Al principio ejecutaron movimientos lánguidos, de una lentitud voluptuosa; luego, agitando ramas floridas, tocando unos platillos de bronce con la cabeza de Hathor, golpeando timbales con sus puños cerrados, con un paso más vivo y contorsiones más audaces; ejecutaron piruetas, saltos y evoluciones con un ardor siempre en aumento. Pero el Faraón, preocupado y distraído, no se dignó dedicarles el menor signo de aprobación; sus ojos, fijos al frente, ni siquiera las miraron.
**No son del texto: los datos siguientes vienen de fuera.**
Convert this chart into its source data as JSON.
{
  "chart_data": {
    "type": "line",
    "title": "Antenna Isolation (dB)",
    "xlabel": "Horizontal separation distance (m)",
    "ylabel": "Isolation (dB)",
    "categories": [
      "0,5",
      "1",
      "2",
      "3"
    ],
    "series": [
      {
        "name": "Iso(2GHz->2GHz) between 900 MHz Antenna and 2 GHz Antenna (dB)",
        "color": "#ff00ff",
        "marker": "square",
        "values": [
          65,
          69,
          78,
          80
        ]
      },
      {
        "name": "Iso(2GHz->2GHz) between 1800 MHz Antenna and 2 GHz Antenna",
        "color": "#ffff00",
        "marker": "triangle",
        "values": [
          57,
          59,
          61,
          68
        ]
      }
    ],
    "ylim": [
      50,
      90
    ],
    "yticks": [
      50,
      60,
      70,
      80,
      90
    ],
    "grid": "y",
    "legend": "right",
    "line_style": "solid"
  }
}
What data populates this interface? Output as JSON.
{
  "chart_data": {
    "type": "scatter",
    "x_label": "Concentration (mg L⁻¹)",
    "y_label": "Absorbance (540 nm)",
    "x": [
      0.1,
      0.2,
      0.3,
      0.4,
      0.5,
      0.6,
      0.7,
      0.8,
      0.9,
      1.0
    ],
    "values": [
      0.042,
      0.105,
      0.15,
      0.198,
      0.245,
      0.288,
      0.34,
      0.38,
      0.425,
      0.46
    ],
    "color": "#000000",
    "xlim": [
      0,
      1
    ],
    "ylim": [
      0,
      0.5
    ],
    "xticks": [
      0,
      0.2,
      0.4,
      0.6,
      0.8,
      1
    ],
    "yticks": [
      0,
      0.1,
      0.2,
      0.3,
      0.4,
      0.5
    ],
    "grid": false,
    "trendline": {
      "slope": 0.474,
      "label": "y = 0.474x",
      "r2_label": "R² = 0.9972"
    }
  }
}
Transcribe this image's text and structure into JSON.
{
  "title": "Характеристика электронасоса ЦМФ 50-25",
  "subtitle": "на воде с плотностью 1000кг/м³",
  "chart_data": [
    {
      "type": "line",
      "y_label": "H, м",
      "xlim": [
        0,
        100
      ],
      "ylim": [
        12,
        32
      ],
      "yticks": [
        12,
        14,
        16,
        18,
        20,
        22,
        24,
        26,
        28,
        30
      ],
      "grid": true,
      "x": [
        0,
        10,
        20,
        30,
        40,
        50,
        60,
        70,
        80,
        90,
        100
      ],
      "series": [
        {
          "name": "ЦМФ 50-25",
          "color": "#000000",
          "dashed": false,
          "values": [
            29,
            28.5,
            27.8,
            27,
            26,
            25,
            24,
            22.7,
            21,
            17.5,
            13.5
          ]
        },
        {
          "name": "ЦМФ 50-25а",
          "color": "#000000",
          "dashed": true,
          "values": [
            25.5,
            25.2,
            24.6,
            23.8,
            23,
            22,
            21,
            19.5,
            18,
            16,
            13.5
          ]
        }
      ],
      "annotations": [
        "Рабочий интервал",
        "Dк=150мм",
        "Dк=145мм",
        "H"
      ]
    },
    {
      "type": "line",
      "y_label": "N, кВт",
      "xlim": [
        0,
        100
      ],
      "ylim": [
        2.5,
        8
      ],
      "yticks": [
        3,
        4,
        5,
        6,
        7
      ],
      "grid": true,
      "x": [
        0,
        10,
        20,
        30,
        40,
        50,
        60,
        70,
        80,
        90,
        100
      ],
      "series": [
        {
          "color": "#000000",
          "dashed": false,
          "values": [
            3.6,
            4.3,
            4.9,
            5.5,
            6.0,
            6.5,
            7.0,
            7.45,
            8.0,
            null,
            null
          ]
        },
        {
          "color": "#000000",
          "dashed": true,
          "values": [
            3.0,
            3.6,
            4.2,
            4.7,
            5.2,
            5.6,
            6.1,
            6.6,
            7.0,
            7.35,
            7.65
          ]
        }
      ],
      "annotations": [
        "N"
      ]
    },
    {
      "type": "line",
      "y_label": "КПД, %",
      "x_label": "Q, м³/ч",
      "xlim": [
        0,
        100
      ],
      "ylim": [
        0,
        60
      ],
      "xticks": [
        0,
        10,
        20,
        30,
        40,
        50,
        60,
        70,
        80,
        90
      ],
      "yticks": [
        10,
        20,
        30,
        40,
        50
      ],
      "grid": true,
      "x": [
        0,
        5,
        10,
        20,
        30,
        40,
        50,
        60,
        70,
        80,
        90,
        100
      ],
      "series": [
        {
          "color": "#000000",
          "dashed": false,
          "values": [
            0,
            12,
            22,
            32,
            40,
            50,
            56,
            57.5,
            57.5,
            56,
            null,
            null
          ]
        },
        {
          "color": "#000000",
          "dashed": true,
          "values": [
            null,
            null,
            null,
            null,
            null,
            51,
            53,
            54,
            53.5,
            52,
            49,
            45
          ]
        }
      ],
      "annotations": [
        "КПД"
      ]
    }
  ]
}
Se retiraron ruborizadas y confusas, llevándose las manos al pecho palpitante.

Enanos con los pies torcidos y el cuerpo giboso y deforme, cuyas muecas tenían el privilegio de hacer desaparecer el ceño de la majestad granítica del Faraón, no tuvieron un éxito mayor; sus contorsiones no arrancaron ninguna sonrisa de sus labios, cuyas comisuras se negaban a alzarse.

Al son de una extraña música tocada con arpas triangulares, sistros, castañuelas, címbalos y clarines, unos bufones egipcios, tocados con altas mitras blancas de formas ridículas, se adelantaron, con dos dedos de la mano cerrados y los otros tres extendidos, y repitieron sus gestos grotescos con una precisión automática, mientras cantaban canciones extravagantes llenas de disonancias. Su Majestad ni siquiera parpadeó.

Mujeres tocadas con un casco ligero de oro del que colgaban tres largos cordones rematados en borlas, con los tobillos y las muñecas ceñidos por bandas de cuero negro, vestidas con un calzón ajustado provisto de un único tirante, realizaron exhibiciones de fuerza y agilidad cada vez más sorprendentes, con contorsiones, volteretas, doblando el cuerpo como si éste fuese una rama de sauce, tocando el suelo con su nuca sin mover los pies unidos y sosteniendo en esa postura imposible el peso de sus compañeras. Otras hicieron malabarismos con una bola, dos bolas, tres bolas, atrás y adelante, con los brazos cruzados, a caballo o de pie sobre la espalda de una de las mujeres del grupo. Hubo una incluso, la más hábil sin duda, que se colocó una venda alrededor de los ojos, como Tmei, la diosa de la Justicia, y así ciega recogió las bolas con las manos sin dejar caer una sola. Aquellas maravillas dejaron al Faraón indiferente. Y tampoco parecieron satisfacerle las proezas de dos luchadores que, con un cesto al brazo izquierdo, practicaban la esgrima con bastones. Unos hombres que lanzaban a un tablero de madera cuchillos cuya punta se clavaba en el lugar designado con una precisión milagrosa, tampoco le divirtieron. Rechazó incluso el tablero de ajedrez que le presentaba, ofreciéndose como adversaria, la bella Twea, a la que de ordinario solía favorecer; en vano Amensé, Taya, Hont-Reche, esbozaron algunas caricias tímidas; se levantó y se retiró a sus apartamentos sin haber pronunciado una palabra.

Inmóvil en el umbral le esperaba el servidor que, durante el desfile triunfal, se había dado cuenta del gesto imperceptible de Su Majestad.

—Oh, rey amado de los dioses —dijo—, me separé del cortejo, crucé el Nilo en una frágil barca de papiro, y seguí la canga de la mujer sobre la que se dignó abatirse tu mirada de halcón: ¡es Tahoser, la hija del sacerdote Petamunop!

El Faraón sonrió y repuso:

—¡Bien! Te regalo un carro con sus caballos, un pectoral con piedras engarzadas de lapislázuli y cornalina, y un aro de oro tan pesado como si fuese de basalto.

Mientras, las desoladas mujeres arrancaban las flores de sus tocados, rasgaban sus túnicas de gasa y sollozaban tendidas sobre las losas pulimentadas que reflejaban como espejos la imagen de su hermoso cuerpo, exclamando:

—¡Una de esas malditas cautivas bárbaras debe de haberse apoderado del corazón de nuestro señor!